Power on for 99% of Florida, but 135,000 customers still await reconnection after Hurricane Ian
Image via FPL.

FPL lineworker
Most of them are in hard-hit Lee County, though outages in Charlotte, Sarasota, Collier and DeSoto counties are still in the thousands.

By Friday morning, 98.8% of customers in the Sunshine State had their lights on thanks to the work of utility line workers toiling away across the state, according to the most recent outages report from the Public Service Commission.

That’s a more than 22-percentage-point improvement since the strike. In the nine days since Hurricane Ian made landfall near Fort Myers, Florida went from having more than 2.6 million without power to about 135,100.

More than two-thirds of those with continued outages receive power from electric cooperatives, private nonprofits that service customers in 58 of Florida’s 67 counties. The remainder source their electricity from Florida Power & Light (FPL), the state’s largest utility company.

Most of those awaiting service — 98,013 — are in Lee County, one of the counties worst hit when the near-Category 5 storm crashed into Southeast Florida on Oct. 28. Lee went from being 88% off the grid to roughly 21% powerless.

Of the accounts still offline Friday, 90,063 receive power through the Lee County Electric Cooperative (LCEC), a nonprofit that purchases all its power through FPL. The remaining 7,950 or so are hooked directly to FPL lines.

Charlotte County, which sits north of Lee along the Gulf Coast, still has 22,449 outages, representing 17.6% of the total utility accounts there. Of those, 97% are FPL customers, and the rest get electricity through LCEC.

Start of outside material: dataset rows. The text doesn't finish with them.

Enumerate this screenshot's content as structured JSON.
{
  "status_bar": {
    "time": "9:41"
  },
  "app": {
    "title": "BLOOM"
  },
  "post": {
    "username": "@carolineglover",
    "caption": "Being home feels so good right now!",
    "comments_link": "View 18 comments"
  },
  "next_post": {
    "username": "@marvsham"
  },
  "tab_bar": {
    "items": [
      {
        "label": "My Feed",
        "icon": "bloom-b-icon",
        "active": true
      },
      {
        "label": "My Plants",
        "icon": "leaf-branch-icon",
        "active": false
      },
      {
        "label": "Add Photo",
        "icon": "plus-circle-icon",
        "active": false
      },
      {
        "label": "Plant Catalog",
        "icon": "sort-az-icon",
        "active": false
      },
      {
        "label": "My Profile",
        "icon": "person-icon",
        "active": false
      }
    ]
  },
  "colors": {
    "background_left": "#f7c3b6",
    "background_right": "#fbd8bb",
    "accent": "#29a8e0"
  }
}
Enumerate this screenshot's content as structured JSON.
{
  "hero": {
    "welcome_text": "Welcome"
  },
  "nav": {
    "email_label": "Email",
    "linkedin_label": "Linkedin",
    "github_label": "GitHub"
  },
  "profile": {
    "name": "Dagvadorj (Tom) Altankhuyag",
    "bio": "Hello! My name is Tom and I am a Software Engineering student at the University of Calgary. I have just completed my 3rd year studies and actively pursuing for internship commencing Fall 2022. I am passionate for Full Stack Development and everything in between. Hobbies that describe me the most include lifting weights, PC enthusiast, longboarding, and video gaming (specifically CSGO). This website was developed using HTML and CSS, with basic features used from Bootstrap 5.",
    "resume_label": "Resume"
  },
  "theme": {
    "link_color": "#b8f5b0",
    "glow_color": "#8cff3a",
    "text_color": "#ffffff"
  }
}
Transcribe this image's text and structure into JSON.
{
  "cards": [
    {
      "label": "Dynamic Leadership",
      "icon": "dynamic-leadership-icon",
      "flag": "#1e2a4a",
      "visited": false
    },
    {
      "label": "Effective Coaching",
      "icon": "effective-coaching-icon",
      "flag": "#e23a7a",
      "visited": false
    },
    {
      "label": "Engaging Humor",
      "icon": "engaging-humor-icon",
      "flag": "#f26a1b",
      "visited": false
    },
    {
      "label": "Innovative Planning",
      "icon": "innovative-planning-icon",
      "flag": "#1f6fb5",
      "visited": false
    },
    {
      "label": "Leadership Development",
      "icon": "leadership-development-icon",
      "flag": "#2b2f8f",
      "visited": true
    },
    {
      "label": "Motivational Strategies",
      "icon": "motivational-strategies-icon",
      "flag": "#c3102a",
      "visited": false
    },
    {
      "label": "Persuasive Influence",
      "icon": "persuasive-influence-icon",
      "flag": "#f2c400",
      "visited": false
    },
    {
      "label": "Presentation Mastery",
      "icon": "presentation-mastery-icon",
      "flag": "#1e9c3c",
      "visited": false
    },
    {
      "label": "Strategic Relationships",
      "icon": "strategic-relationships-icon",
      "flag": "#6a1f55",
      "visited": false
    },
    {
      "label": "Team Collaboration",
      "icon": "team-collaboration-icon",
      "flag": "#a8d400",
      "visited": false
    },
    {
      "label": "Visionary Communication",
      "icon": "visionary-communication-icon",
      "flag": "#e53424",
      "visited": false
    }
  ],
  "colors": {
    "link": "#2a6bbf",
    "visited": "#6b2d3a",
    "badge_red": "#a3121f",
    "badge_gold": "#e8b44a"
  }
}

North of Charlotte, 8,531 customers in Sarasota County need their power restored. FPL provides power to all but 40 of them. The rest receive service through the Peace River Electric Cooperative, which buys its power from nonprofit utility wholesaler Seminole Electric Cooperative.

There are also 4,583 customers in Collier County awaiting hookups (1.72% of all accounts), 1,235 customers in DeSoto County needing reconnection (6.6%), 101 customers in Manatee County pending service restoration (0.04%) and 60 or fewer customers without power in Hardee, Hendry, Glades, Broward and Hillsborough counties.

Hurricane Ian brought torrential rain, tornadoes and massive storm surges that flooded a large swath of the state along the Gulf Shore. The storm is among the deadliest and costliest to ever strike the state, with more than 100 confirmed dead and estimated damage of between $41 billion and $70 billion.

As more than 21,000 FPL line workers toil statewide to reconnect those still without power, the company’s Chair and CEO, Eric Silagy, said progress will be slow in the hardest hit areas.

“We are still racing to get customers back on but are now contending with significant damage to gain access to power lines and equipment that serve only a handful of customers,” he said in a statement Thursday. “At this point, we have thousands of individual jobs that, in many respects, require individual attention. Rest assured we will not stop until every customer has access to power.”

Jesse Scheckner

Jesse Scheckner has covered South Florida with a focus on Miami-Dade County since 2012. His work has been recognized by the Hearst Foundation, Society of Professional Journalists, Florida Society of News Editors, Florida MMA Awards and Miami New Times. Email him at [email protected] and follow him on Twitter @JesseScheckner.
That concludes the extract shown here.